Le Groupe maritime Verreault croit que le Québec a bien peu de chances de monter à bord de la stratégie fédérale en matière de construction navale, dévoilée hier.

Pour sa part, Chantiers Davie, qui est présentement sous la protection de la Loi sur les arrangements avec les créanciers des compagnies, voit cette stratégie comme un canot de sauvetage.

«Nous faisons face à Irving Shipbuilding, qui est soutenu par le gouvernement de Nouvelle-Écosse, a déclaré la présidente et chef de la direction du Groupe maritime Verreault, Denise Verreault. Nous sommes bons, mais nous ne faisons pas de miracles.»

Le ministre de la Défense nationale, Peter MacKay, a annoncé hier une vaste stratégie qui comprendra la construction de 28 grands navires et 100 petits navires pour la marine et la Garde côtière. Ce programme, qui s'étalera sur une trentaine d'années, nécessitera des investissements de 35 milliards de dollars.

Le ministre a indiqué qu'il sélectionnera deux chantiers navals canadiens pour les plus gros navires à l'issue d'un processus concurrentiel, équitable, ouvert et transparent. Le gouvernement entend signer des contrats avec ces chantiers d'ici deux ans.

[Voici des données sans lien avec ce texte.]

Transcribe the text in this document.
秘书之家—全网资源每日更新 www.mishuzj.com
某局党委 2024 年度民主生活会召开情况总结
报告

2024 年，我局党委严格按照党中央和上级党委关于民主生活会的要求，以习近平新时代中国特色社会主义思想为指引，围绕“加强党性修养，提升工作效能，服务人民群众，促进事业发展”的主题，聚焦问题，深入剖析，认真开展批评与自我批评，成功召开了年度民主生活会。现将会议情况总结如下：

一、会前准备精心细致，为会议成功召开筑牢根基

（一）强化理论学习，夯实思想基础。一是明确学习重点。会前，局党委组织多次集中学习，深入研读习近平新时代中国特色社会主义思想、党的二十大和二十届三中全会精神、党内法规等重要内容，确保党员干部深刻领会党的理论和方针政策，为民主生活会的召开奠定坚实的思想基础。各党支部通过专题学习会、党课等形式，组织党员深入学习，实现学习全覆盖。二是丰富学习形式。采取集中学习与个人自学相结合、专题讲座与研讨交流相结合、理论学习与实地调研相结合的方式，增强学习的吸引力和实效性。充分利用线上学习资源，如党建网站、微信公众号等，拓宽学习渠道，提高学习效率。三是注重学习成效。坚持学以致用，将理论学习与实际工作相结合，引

Les autres chantiers navals pourront se partager les contrats liés aux plus petits navires et aux opérations de réparation et d'entretien de la flotte actuelle.

Mme Verreault a cependant émis des doutes quant au caractère concurrentiel du processus d'attribution des contrats pour les plus gros navires.

«Irving est le mieux positionné pour aller chercher la part du lion, a-t-elle déclaré. Chez Irving, ils savaient que ça s'en venait, ils ont réussi à convaincre le gouvernement de la Nouvelle-Écosse de leur donner des subventions pour améliorer le chantier d'Halifax et repartir le chantier de Shelburne.»

Les contrats pour les plus petits navires pourraient aussi être hors de portée, si le gouvernement fédéral décidait de les regrouper. C'est ce que le gouvernement avait fait dans le cas du projet de réfection des frégates de la marine.

«Au lieu de donner les contrats à la pièce, ils les ont regroupés et ont demandé des garanties financières qui ont fait en sorte que les chantiers comme le nôtre ont été automatiquement éliminés», a affirmé Mme Verreault.

La grande patronne du Groupe maritime Verreault, établi aux Méchins, a ajouté que les chantiers québécois faisaient face à une autre difficulté lorsque venait le temps de faire des soumissions pour la réfection de navires pour la marine ou la Garde côtière. Ils doivent assumer les frais de déplacement des navires. Or, ceux-ci sont surtout basés dans les provinces de l'Atlantique... tout près des chantiers Irving.

«Nous sommes toujours désavantagés, a lancé Mme Verreault. Ça fait des années que j'essaie de faire enlever ces frais de positionnement, qui n'existaient pas avant, mais je me heurte à un mur. Ça ne nous aide pas à améliorer nos installations ou à être plus concurrentiels, parce que nous devons toujours sabrer nos profits.»

Mme Verreault aimerait bien avoir une petite conversation avec le gouvernement du Québec pour discuter de sa propre stratégie vis-à-vis de l'industrie navale.

«Que veut le gouvernement du Québec? a-t-elle demandé. Est-ce qu'il veut vraiment avoir des retombées ou est-ce qu'il ira simplement à la messe dimanche prochain pour faire des prières et voir ce qui va en ressortir? Ce n'est pas à la grâce de Dieu, cette affaire-là.»

Même en pleine restructuration, Chantiers Davie s'est montrée plus optimiste. L'entreprise s'est dite bien positionnée, en raison de ses installations et de sa main-d'oeuvre qualifiée, pour devenir l'un des deux chantiers choisis pour les gros navires.

«Davie est le seul chantier avec les installations existantes pour construire les plus grands navires comme les navires de soutien interarmées pour la marine ou les grands brise-glace de la Garde côtière canadienne, a affirmé le président et chef de la direction de l'entreprise, Gustav Johan Nydal, par voie de communiqué. Nous croyons que cette annonce aidera l'entreprise dans son processus de restructuration en la rendant plus attrayante auprès de nouveaux investisseurs potentiels.»